Department of Chemistry, Life Sciences and Environmental Sustainability, University of Parma, Parco Area Delle Scienze 23/A, I-43124, Parma, Italy.
Virology. 2021 Oct;562:149-157. doi: 10.1016/j.virol.2021.07.011. Epub 2021 Jul 28.

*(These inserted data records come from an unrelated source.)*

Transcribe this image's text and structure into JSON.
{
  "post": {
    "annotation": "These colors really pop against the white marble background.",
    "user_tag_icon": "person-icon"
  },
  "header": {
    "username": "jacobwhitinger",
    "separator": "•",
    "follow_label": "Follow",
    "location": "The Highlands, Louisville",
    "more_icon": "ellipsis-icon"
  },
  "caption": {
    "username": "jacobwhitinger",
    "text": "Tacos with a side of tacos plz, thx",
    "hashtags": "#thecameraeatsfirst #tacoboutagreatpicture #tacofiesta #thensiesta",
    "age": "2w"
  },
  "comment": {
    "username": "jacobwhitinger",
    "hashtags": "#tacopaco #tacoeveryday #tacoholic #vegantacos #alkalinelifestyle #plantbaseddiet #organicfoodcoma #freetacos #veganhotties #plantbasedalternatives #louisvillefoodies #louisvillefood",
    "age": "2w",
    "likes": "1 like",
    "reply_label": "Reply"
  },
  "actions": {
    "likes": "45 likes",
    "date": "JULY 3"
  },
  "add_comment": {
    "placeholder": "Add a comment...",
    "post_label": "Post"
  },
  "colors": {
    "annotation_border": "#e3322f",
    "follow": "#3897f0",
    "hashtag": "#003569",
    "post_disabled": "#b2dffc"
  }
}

Six candidate overlapping genes have been detected in SARS-CoV-2, yet current methods struggle to detect overlapping genes that recently originated. However, such genes might encode proteins beneficial to the virus, and provide a model system to understand gene birth. To complement existing detection methods, I first demonstrated that selection pressure to avoid stop codons in alternative reading frames is a driving force in the origin and retention of overlapping genes. I then built a detection method, CodScr, based on this selection pressure. Finally, I combined CodScr with methods that detect other properties of overlapping genes, such as a biased nucleotide and amino acid composition. I detected two novel ORFs (ORF-Sh and ORF-Mh), overlapping the spike and membrane genes respectively, which are under selection pressure and may be beneficial to SARS-CoV-2. ORF-Sh and ORF-Mh are present, as ORF uninterrupted by stop codons, in 100% and 95% of the SARS-CoV-2 genomes, respectively.
已在 SARS-CoV-2 中检测到 6 个候选重叠基因,但目前的方法难以检测到最近起源的重叠基因。然而,这些基因可能编码对病毒有益的蛋白质,并为理解基因诞生提供了一个模型系统。为了补充现有检测方法,我首先证明了避免在替代阅读框中出现终止密码子的选择压力是重叠基因起源和保留的驱动力。然后,我基于这种选择压力构建了一种检测方法 CodScr。最后,我将 CodScr 与检测重叠基因其他特性的方法(如偏向性核苷酸和氨基酸组成)相结合。我检测到了两个新的 ORF(ORF-Sh 和 ORF-Mh),分别与刺突和膜基因重叠,这些 ORF 受到选择压力的影响,可能对 SARS-CoV-2 有益。ORF-Sh 和 ORF-Mh 分别以不被终止密码子打断的 ORF 形式存在于 100%和 95%的 SARS-CoV-2 基因组中。